Les Turcomans sont des joueurs d’échecs hors ligne : si vous voyez quelque part un rassemblement d’hommes, vous pouvez être sûr qu’il s’agit d’une partie d’échecs. Accroupis par terre, l’échiquier devant eux, deux champions sont aux prises ; les spectateurs s’associent à la partie en pariant un ou deux krans (monnaie persane valant un franc); pour l’un ou l’autre joueur, les enjeux s’élèvent parfois à des sommes respectables, car il y a des parties auxquelles on vient assister de très loin, suivant la force des joueurs. A chaque beau coup, tout l’auditoire applaudit; les cris et l’allégresse sont à leur comble quand un coup décisif est joué. C’est au jeu seul que j’ai vu le Tekké démentir cet imperturbable sang-froid qui fait de lui une exception, même en Asie.

Entre Ghéok-Tépé et Askabad, l’oasis atteint sa plus grande largeur; c’est une suite ininterrompue de villages fortifiés, au milieu des champs, protégés par des tours rondes, qui servent de refuge aux cultivateurs en cas d’alerte. Le reste de l’année, les tentes suivant les troupeaux dans leurs pâturages, soit autour des puits dans le désert, soit dans les montagnes, il ne vient plus dans ces forts que quelques hommes qui se relèvent à tour de rôle pour entretenir les ariks et pourvoir à la distribution des eaux sur les champs. Les Tekkés ne travaillent guère. Jadis les esclaves qu’ils enlevaient en Perse cultivaient leurs terrains. Ils doivent à ces esclaves les plantations d’arbres fruitiers et surtout de vigne qu’on voit en grande quantité dans les environs d’Askabad. Aujourd’hui c’est à leurs femmes qu’incombe cette besogne.

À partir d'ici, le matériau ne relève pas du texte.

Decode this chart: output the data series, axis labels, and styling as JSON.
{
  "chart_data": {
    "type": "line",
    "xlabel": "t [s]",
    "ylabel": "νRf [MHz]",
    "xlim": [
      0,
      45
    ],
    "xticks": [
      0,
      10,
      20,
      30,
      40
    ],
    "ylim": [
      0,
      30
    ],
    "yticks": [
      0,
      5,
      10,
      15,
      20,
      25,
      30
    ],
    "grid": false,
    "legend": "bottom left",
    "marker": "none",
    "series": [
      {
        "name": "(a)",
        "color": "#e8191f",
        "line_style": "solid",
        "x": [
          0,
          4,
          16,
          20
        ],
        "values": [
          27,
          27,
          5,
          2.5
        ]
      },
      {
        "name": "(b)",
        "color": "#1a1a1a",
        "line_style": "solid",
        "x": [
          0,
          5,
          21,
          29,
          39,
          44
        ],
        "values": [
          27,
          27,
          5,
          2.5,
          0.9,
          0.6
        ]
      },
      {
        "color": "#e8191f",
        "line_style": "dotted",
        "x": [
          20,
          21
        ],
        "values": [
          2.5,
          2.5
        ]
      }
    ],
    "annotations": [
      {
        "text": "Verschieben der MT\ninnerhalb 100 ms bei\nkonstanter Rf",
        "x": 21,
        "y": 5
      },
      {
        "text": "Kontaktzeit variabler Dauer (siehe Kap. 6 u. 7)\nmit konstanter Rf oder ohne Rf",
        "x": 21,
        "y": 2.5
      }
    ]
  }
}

Dans l’Akhal comme dans le Miankal (l’oasis du Zeravchan), l’eau fait la richesse du cultivateur; nous y retrouvons également les arikaksakals (inspecteurs des canaux), connus ici sous le nom de mirab. Ils surveillent la distribution de l’eau et nomment les travailleurs. Les Tekkés seuls, dans cette oasis, possèdent l’eau, qu’ils vendent ou louent parfois pour une partie de la récolte. La longue chaîne de montagnes arides qui longe l’Akhal au sud présente cette particularité qu’il n’y existe pas de ruisseaux dans les vallées, la formation des couches et la porosité des roches laissant filtrer intérieurement les eaux jusqu’au bas de ces montagnes. C’est en creusant à leur pied des puits, souvent d’une profondeur de 25 mètres et distans les uns des autres de trente à cinquante pas, qu’on rencontre des sources qui, l’assemblées dans des canaux souterrains en maçonnerie, hauts de 2 mètres, aboutissent dans la plaine à une certaine distance où elles alimentent les ariks.

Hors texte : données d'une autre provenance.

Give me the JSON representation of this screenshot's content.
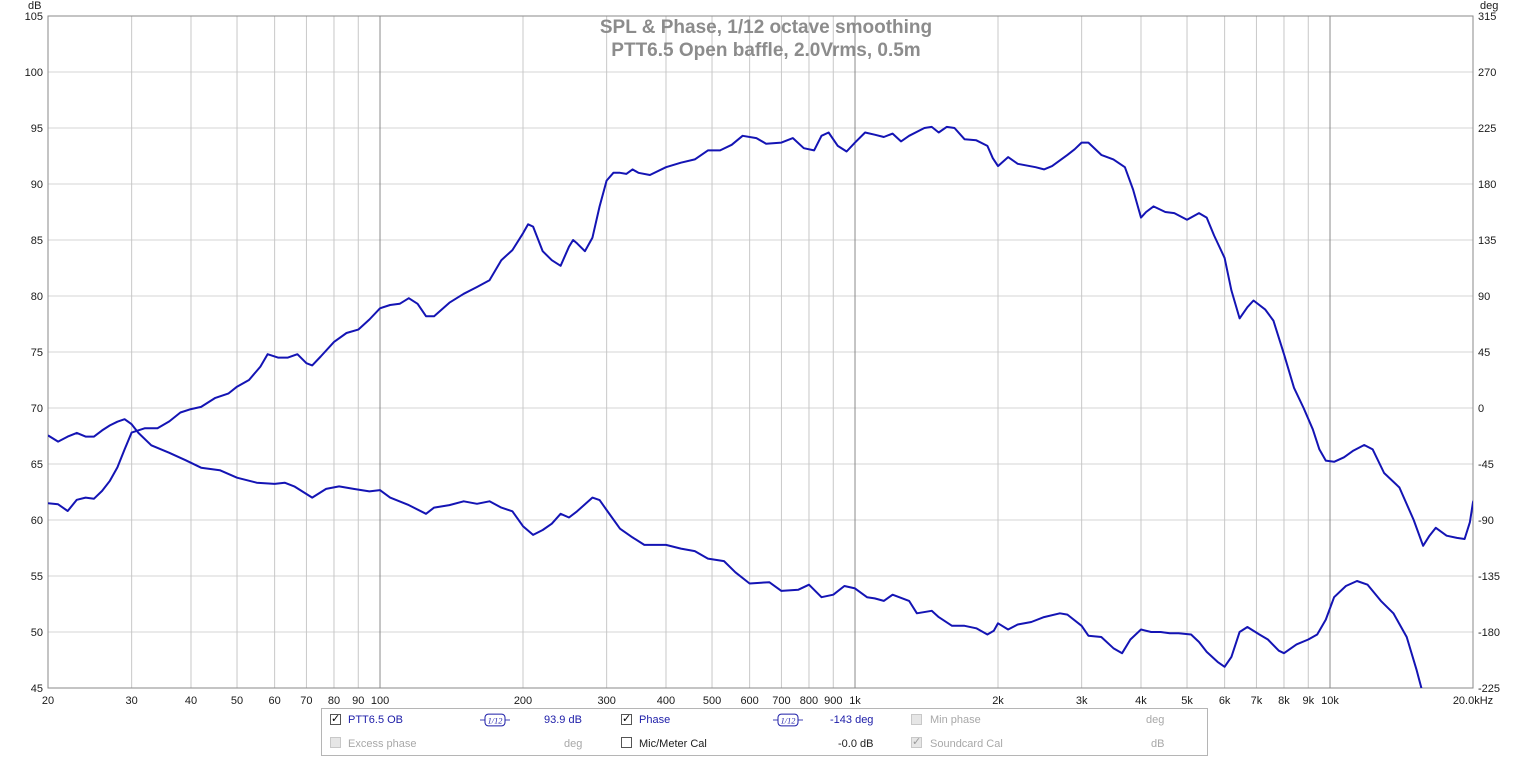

Dans la soirée de notre cinquième journée de marche depuis Kizil-Arvat, nous voyons se dessiner dans la plaine, devant nous, la colonie russe d’Askabad ; avec son petit fort, son église et ses maisons blanches à la russe, c’est propre et gai. Sortie de terre en trois années, cette ville improvisée prend déjà un aspect coquet. Une double lignée de boutiques forme une large rue où s’étalent les produits de l’Occident, parmi lesquels les liqueurs et l’eau-de-vie tiennent la première place ; quant aux marchands, ce sont des Arméniens arrivés comme cantiniers à la suite de l’armée; ils ont gagné gros, lors de la conquête, quand les soldats russes troquaient des poignées de bijoux tekkés, ou d’admirables tapis, contre une bouteille de vodka. Mais si le temps n’est plus où le simple troupier maniait l’argent au pond, ils se rattrapent sur les malheureux que la nécessité pousse sous leurs fourches caudines. Un artiste capillaire, appelé pour me débarrasser d’une chevelure exorbitante poussée dans le désert et qui me donnait l’apparence d’un sauvage, me demanda 5 roubles pour cette opération ; faisant l’office de tailleur en même temps, il me fit, pour réparations très urgentes à ma toilette, une note dont le montant eût en Europe payé le plus beau costume de Pool. Mon interprète, qui m’avait précédé d’une journée pour préparer les logis, avait déniché pour moi une maisonnette avec une grande cour pour les chevaux et mon escorte. Je trouvai mon lit de camp dressé avec de beaux draps bien blancs, et le poêle que je porte parmi mes bagages allumé; aussi, quand, sorti du hammam et dûment débarrassé de la terrible vermine qui est un des fléaux des voyages en Asie centrale, je m’assis devant une bonne soupe aux choux, je me sentis fort satisfait, je le fus plus encore quand, à cette soupe réconfortante, succéda un plat qui vaguement me rappelait ma patrie ; c’était une aimable surprise de la femme de mon propriétaire, brave Allemande des colonies du Volga, qui, sachant que je venais de bien loin, avait espéré retrouver un compatriote; elle vint, toute rouge et toute confuse, de derrière ses fourneaux, me présenter sa petite famille, tous vrais kalbasniks (charcutiers, sobriquet que le Russe applique aux Allemands). Cette nuit-là, j’ai dormi comme un roi ; j’avais 4,000 kilomètres à longues étapes derrière moi et j’étais décidé à faire en ce lieu un temps d’arrêt pour réparer mes forces.


III.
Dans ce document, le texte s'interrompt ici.